The technology could also be used for additive manufacturing in the future.
Microparticles and harmful gases are released when metals are welded with lasers or plasma.
According to Fraunhofer IWS, while activated carbon filter systems are the standard currently used by metalworking firms, which retain volatile organic compounds, substances such as formaldehyde, nitrogen oxides and problematic sulfur compounds are also released during laser/plasma processing.
‘No system has so far been available that removes all [these] substances from the air equally well,‘ the institute said in its announcement of the new filtration system.
Therefore, as part of the MultiFUN project, Fraunhofer IWS and its partners (including filtration firm ULT) have developed what it says is the first flexible filtration system that effectively binds a variety of air pollutants at the same time.
The system consists of several exchangeable modules. Each filter level contains a filter medium specifically designed to remove particular substances from the ambient air. In addition to activated carbon, the filter system also uses zeolites, porous polymers and metal organic frameworks.

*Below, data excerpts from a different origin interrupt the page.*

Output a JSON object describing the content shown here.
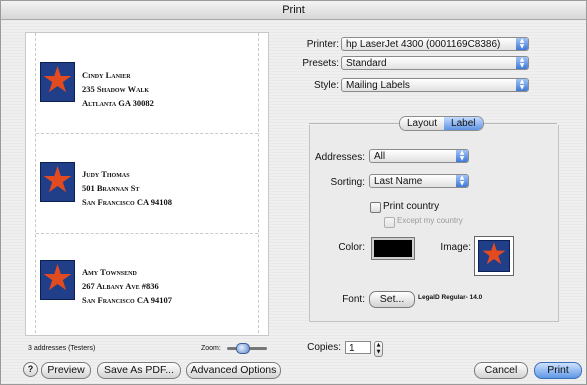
{
  "window": {
    "title": "Print"
  },
  "preview": {
    "labels": [
      {
        "lines": [
          "Cindy Lanier",
          "235 Shadow Walk",
          "Altlanta GA 30082"
        ]
      },
      {
        "lines": [
          "Judy Thomas",
          "501 Brannan St",
          "San Francisco CA 94108"
        ]
      },
      {
        "lines": [
          "Amy Townsend",
          "267 Albany Ave #836",
          "San Francisco CA 94107"
        ]
      }
    ],
    "status": "3 addresses (Testers)",
    "zoom_label": "Zoom:"
  },
  "printer": {
    "label": "Printer:",
    "value": "hp LaserJet 4300 (0001169C8386)"
  },
  "presets": {
    "label": "Presets:",
    "value": "Standard"
  },
  "style": {
    "label": "Style:",
    "value": "Mailing Labels"
  },
  "tabs": [
    {
      "label": "Layout",
      "selected": false
    },
    {
      "label": "Label",
      "selected": true
    }
  ],
  "addresses": {
    "label": "Addresses:",
    "value": "All"
  },
  "sorting": {
    "label": "Sorting:",
    "value": "Last Name"
  },
  "print_country": {
    "label": "Print country",
    "checked": false
  },
  "exclude_country": {
    "label": "Except my country",
    "checked": false
  },
  "color": {
    "label": "Color:",
    "value": "#000000"
  },
  "image": {
    "label": "Image:"
  },
  "font": {
    "label": "Font:",
    "button": "Set...",
    "value": "LegalD Regular- 14.0"
  },
  "copies": {
    "label": "Copies:",
    "value": "1"
  },
  "buttons": {
    "help": "?",
    "preview": "Preview",
    "save_pdf": "Save As PDF...",
    "advanced": "Advanced Options",
    "cancel": "Cancel",
    "print": "Print"
  },
  "colors": {
    "accent": "#5f98e6",
    "stamp_bg": "#213f89",
    "stamp_star": "#e24a20"
  }
}
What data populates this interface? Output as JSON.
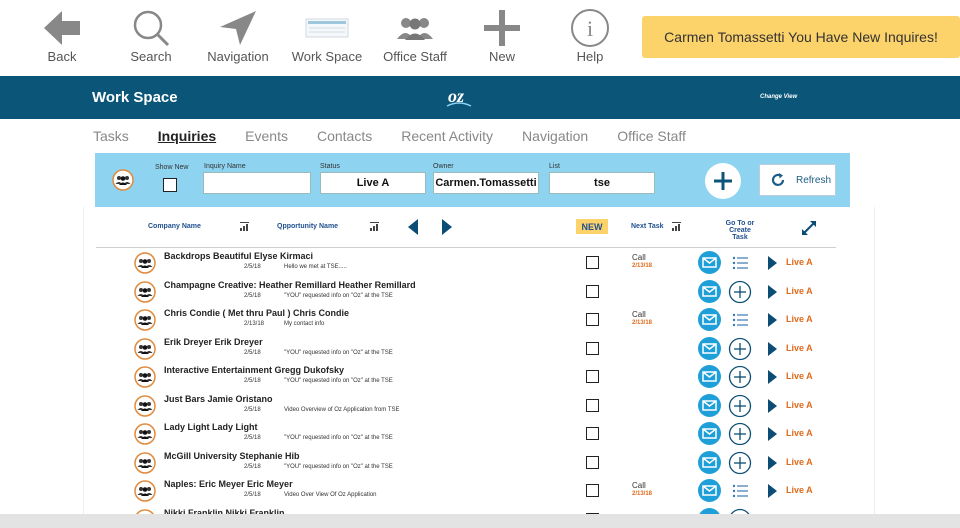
{
  "toolbar": {
    "back": "Back",
    "search": "Search",
    "navigation": "Navigation",
    "workspace": "Work Space",
    "office_staff": "Office Staff",
    "new": "New",
    "help": "Help",
    "notice": "Carmen Tomassetti You Have New Inquires!"
  },
  "header": {
    "title": "Work Space",
    "change_view": "Change View"
  },
  "tabs": [
    "Tasks",
    "Inquiries",
    "Events",
    "Contacts",
    "Recent Activity",
    "Navigation",
    "Office Staff"
  ],
  "active_tab": "Inquiries",
  "filter": {
    "show_new_label": "Show New",
    "inquiry_name_label": "Inquiry Name",
    "inquiry_name_value": "",
    "status_label": "Status",
    "status_value": "Live A",
    "owner_label": "Owner",
    "owner_value": "Carmen.Tomassetti",
    "list_label": "List",
    "list_value": "tse",
    "refresh_label": "Refresh"
  },
  "table_header": {
    "company_name": "Company Name",
    "opportunity_name": "Qpportunity Name",
    "new_badge": "NEW",
    "next_task": "Next Task",
    "goto_line1": "Go To or",
    "goto_line2": "Create Task"
  },
  "rows": [
    {
      "name": "Backdrops Beautiful  Elyse Kirmaci",
      "date": "2/5/18",
      "note": "Hello we met at TSE.....",
      "task": "Call",
      "task_date": "2/13/18",
      "second": "list",
      "status": "Live A"
    },
    {
      "name": "Champagne Creative: Heather Remillard  Heather Remillard",
      "date": "2/5/18",
      "note": "\"YOU\" requested info on \"Oz\" at the TSE",
      "task": "",
      "task_date": "",
      "second": "plus",
      "status": "Live A"
    },
    {
      "name": "Chris Condie ( Met thru Paul )  Chris Condie",
      "date": "2/13/18",
      "note": "My contact info",
      "task": "Call",
      "task_date": "2/13/18",
      "second": "list",
      "status": "Live A"
    },
    {
      "name": "Erik Dreyer  Erik Dreyer",
      "date": "2/5/18",
      "note": "\"YOU\" requested info on \"Oz\" at the TSE",
      "task": "",
      "task_date": "",
      "second": "plus",
      "status": "Live A"
    },
    {
      "name": "Interactive Entertainment  Gregg Dukofsky",
      "date": "2/5/18",
      "note": "\"YOU\" requested info on \"Oz\" at the TSE",
      "task": "",
      "task_date": "",
      "second": "plus",
      "status": "Live A"
    },
    {
      "name": "Just Bars  Jamie Oristano",
      "date": "2/5/18",
      "note": "Video Overview of Oz Application from TSE",
      "task": "",
      "task_date": "",
      "second": "plus",
      "status": "Live A"
    },
    {
      "name": "Lady Light  Lady Light",
      "date": "2/5/18",
      "note": "\"YOU\" requested info on \"Oz\" at the TSE",
      "task": "",
      "task_date": "",
      "second": "plus",
      "status": "Live A"
    },
    {
      "name": "McGill University  Stephanie Hib",
      "date": "2/5/18",
      "note": "\"YOU\" requested info on \"Oz\" at the TSE",
      "task": "",
      "task_date": "",
      "second": "plus",
      "status": "Live A"
    },
    {
      "name": "Naples: Eric Meyer  Eric Meyer",
      "date": "2/5/18",
      "note": "Video Over View Of Oz Application",
      "task": "Call",
      "task_date": "2/13/18",
      "second": "list",
      "status": "Live A"
    },
    {
      "name": "Nikki Franklin  Nikki Franklin",
      "date": "",
      "note": "",
      "task": "",
      "task_date": "",
      "second": "plus",
      "status": ""
    }
  ],
  "colors": {
    "header_blue": "#0b5579",
    "filter_blue": "#8ed3f0",
    "notice_yellow": "#fcd26a",
    "status_orange": "#e06a1c",
    "mail_blue": "#1e9fd8"
  }
}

According to Fraunhofer IWS, a distinguishing feature of the new system compared with conventional filter systems is its sensor monitoring, which automatically detects when the filter medium is saturated with substances and needs to be replaced. The status is displayed by coloured LEDs separately for each filter level and pollutant class. This means that only the filter level that is saturated needs to be replaced.
Blinded by automation
Jens Friedrich, group manager for gas and particle filtration at Fraunhofer IWS, explained that as production becomes increasingly automated, less attention is being paid to emission protection due to people not permanently being present at facilities. ‘This is a problem, because employees do occasionally have to enter the facilities to carry out repairs and maintenance, and to monitor the quality of the products,’ he said. ‘In such cases, employees are not aware of quite how polluted the air in fact is.’
In addition to welding facilities, such automated environments in which the air isn’t being adequately cleaned also include additive manufacturing facilities, according to Friedrich.
‘In additive manufacturing using 3D laser robots, significant quantities of microparticles are released,’ he continued. ‘These are deposited and pollute the room as well as the workpieces. The particles can contaminate high-value products. They also represent an accident hazard, if people slip on the pellets accumulated on the floor.’
Together with its partners, Fraunhofer IWS is therefore also working on developing a similar filtration system that is specifically designed to filter out pollutants and substances released during additive manufacturing.
‘Our institute has expertise in laser processing, in materials and in the development of entire systems,’ said Friedrich. ‘This makes us the right partner when it comes to the development of such filter solutions.’
He also believes there is a growing need for filtration systems that remove various substances from the air in the production and recycling of batteries. This is particularly the case because metals such as nickel, manganese and cobalt are used here, which can form compounds that are hazardous to health even at very low doses.